I ended up on his mailing list for a couple of years (possibly through our shared friend Jon Hendricks, who Toche founded the Guerrilla Art Action Group with - see earlier post, here).
This meant getting at least one postcard in the mail every single day. I have boxes of them. It also meant receiving a series of self-published publications in the mail almost weekly (see Stephen Perkins’ Artists Periodicals site for examples).
I remember being curious as to how he could possibly afford the postage and printing costs. He would have been in his late seventies at the time, possibly early eighties. I sometimes wondered if Yoko Ono offered her support to his practice (Hendricks is her longtime curator and she has been known to funnel cash to some radical politics in the past).
One of the items I received - more than once, I recall - is I Piss On the Arts. The thin, grey artist book is the penultimate title in the Edition Hundertmark booklet series. Toche also produced the 45th and final issue, Waiter There's A Terrorist In My Soup, a year later.
The cover features a petition it asks the reader to sign and distribute, declaring that you, too, “Piss on the Arts”. Inside are examples of the types of postcards Toche was distributing at the time. Statements like:
"It is mean and despicable to support the death penalty. The majority of Americans supports the Death Penalty."
and
"Increasingly, Global Business replaces Democracy. Burn that Proxy and Speak out!".
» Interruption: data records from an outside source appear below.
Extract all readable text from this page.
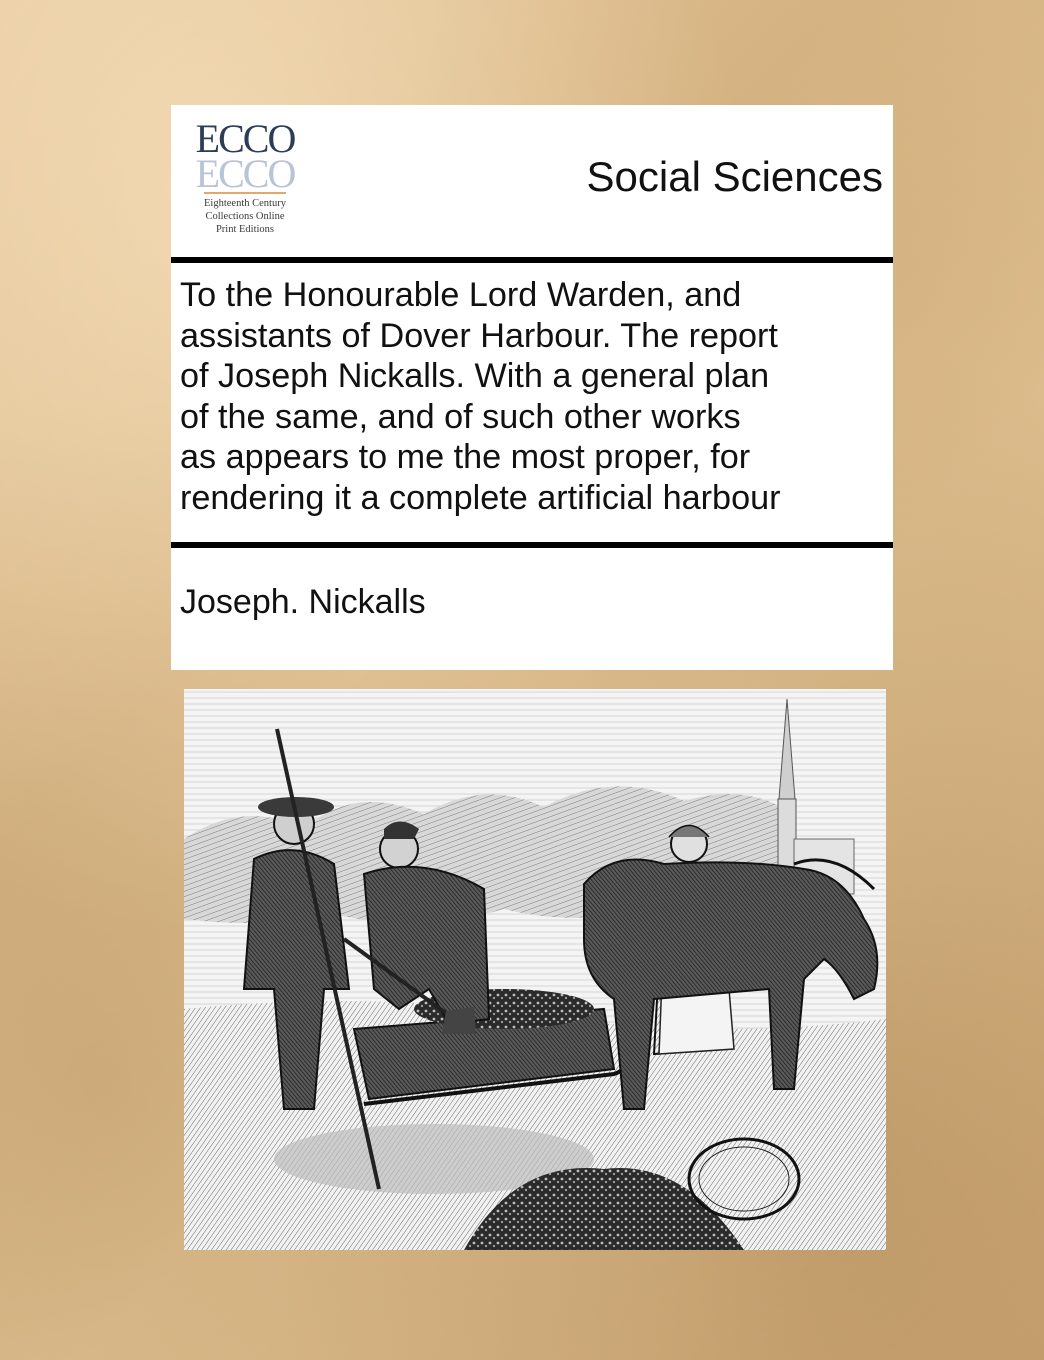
ECCO
ECCO
Eighteenth Century
Collections Online
Print Editions
Social Sciences
To the Honourable Lord Warden, and
assistants of Dover Harbour. The report
of Joseph Nickalls. With a general plan
of the same, and of such other works
as appears to me the most proper, for
rendering it a complete artificial harbour
Joseph. Nickalls
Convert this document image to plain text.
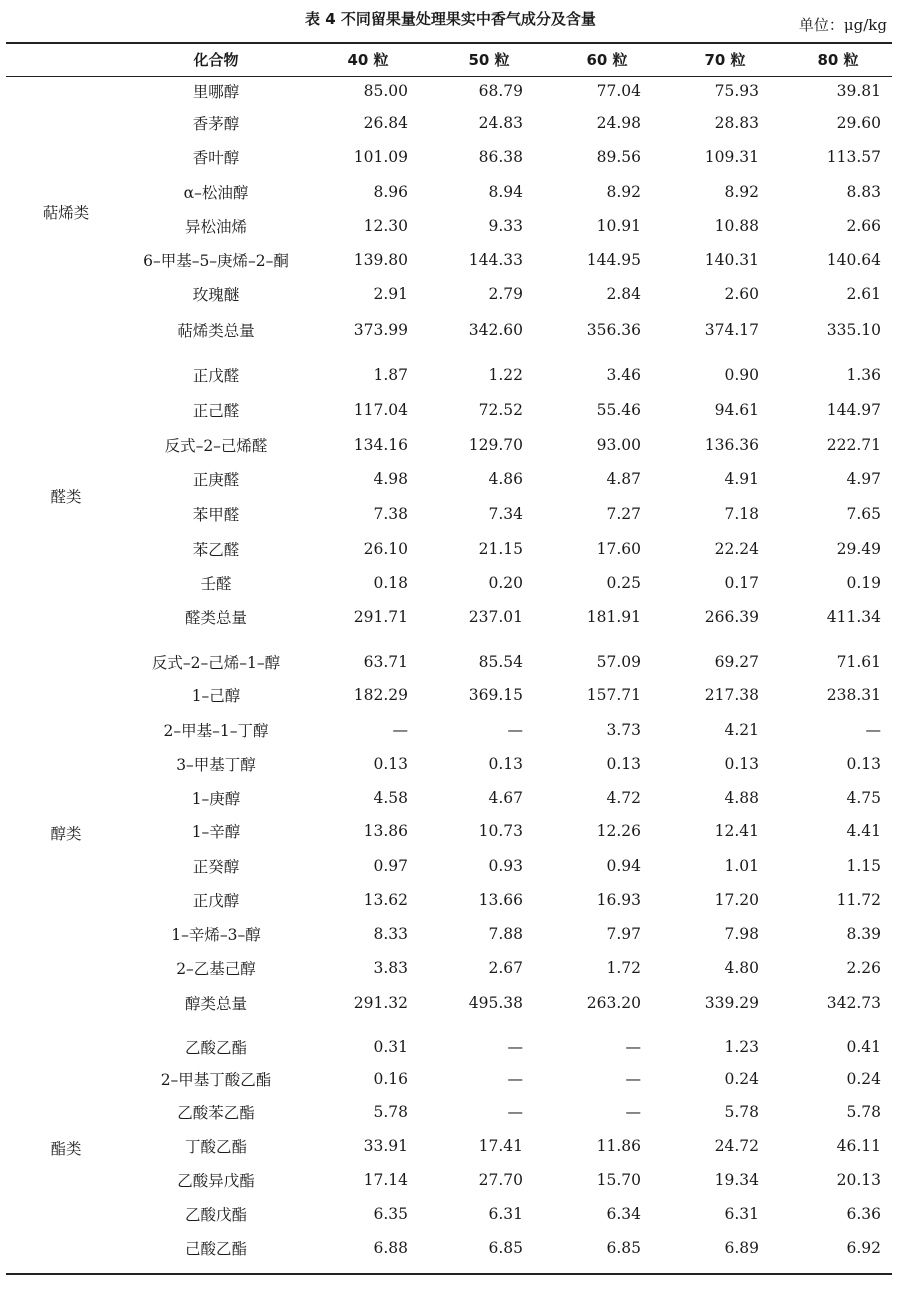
表 4 不同留果量处理果实中香气成分及含量	单位：μg/kg
	化合物	40 粒	50 粒	60 粒	70 粒	80 粒
萜烯类	里哪醇	85.00	68.79	77.04	75.93	39.81
	香茅醇	26.84	24.83	24.98	28.83	29.60
	香叶醇	101.09	86.38	89.56	109.31	113.57
	α–松油醇	8.96	8.94	8.92	8.92	8.83
	异松油烯	12.30	9.33	10.91	10.88	2.66
	6–甲基–5–庚烯–2–酮	139.80	144.33	144.95	140.31	140.64
	玫瑰醚	2.91	2.79	2.84	2.60	2.61
	萜烯类总量	373.99	342.60	356.36	374.17	335.10

醛类	正戊醛	1.87	1.22	3.46	0.90	1.36
	正己醛	117.04	72.52	55.46	94.61	144.97
	反式–2–己烯醛	134.16	129.70	93.00	136.36	222.71
	正庚醛	4.98	4.86	4.87	4.91	4.97
	苯甲醛	7.38	7.34	7.27	7.18	7.65
	苯乙醛	26.10	21.15	17.60	22.24	29.49
	壬醛	0.18	0.20	0.25	0.17	0.19
	醛类总量	291.71	237.01	181.91	266.39	411.34

醇类	反式–2–己烯–1–醇	63.71	85.54	57.09	69.27	71.61
	1–己醇	182.29	369.15	157.71	217.38	238.31
	2–甲基–1–丁醇	—	—	3.73	4.21	—
	3–甲基丁醇	0.13	0.13	0.13	0.13	0.13
	1–庚醇	4.58	4.67	4.72	4.88	4.75
	1–辛醇	13.86	10.73	12.26	12.41	4.41
	正癸醇	0.97	0.93	0.94	1.01	1.15
	正戊醇	13.62	13.66	16.93	17.20	11.72
	1–辛烯–3–醇	8.33	7.88	7.97	7.98	8.39
	2–乙基己醇	3.83	2.67	1.72	4.80	2.26
	醇类总量	291.32	495.38	263.20	339.29	342.73

酯类	乙酸乙酯	0.31	—	—	1.23	0.41
	2–甲基丁酸乙酯	0.16	—	—	0.24	0.24
	乙酸苯乙酯	5.78	—	—	5.78	5.78
	丁酸乙酯	33.91	17.41	11.86	24.72	46.11
	乙酸异戊酯	17.14	27.70	15.70	19.34	20.13
	乙酸戊酯	6.35	6.31	6.34	6.31	6.36
	己酸乙酯	6.88	6.85	6.85	6.89	6.92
or calling for war tribunals to “issue an arrest warrant for former President George Bush, former Prime Minister Margaret Thatcher, former President Bill Clinton, Prime Minister Tony Blair”, etc. etc.
It all seems reasonable enough, sometimes quaint even, and anticipates the current reckoning happening in the art world in regards to its seemingly indifferent stance in the face of political upheaval (which of course just calls back a few decades ago to groups like the Art Workers Coalition, for example).
But when these were arriving daily in the mail, I do recall worrying if I was featured on some governmental lists of potential agitators (previous to this I was cc'd on death threats a distant acquaintance would send to arms manufacturers, so it didn't feel like an overly paranoid fear).
I piss on the arts is available from the publisher, here, for 16 Euro.
my understanding is that Toche came from a wealthy family and thus was able to publish and send out his stuff like he did...i have tons of it as well!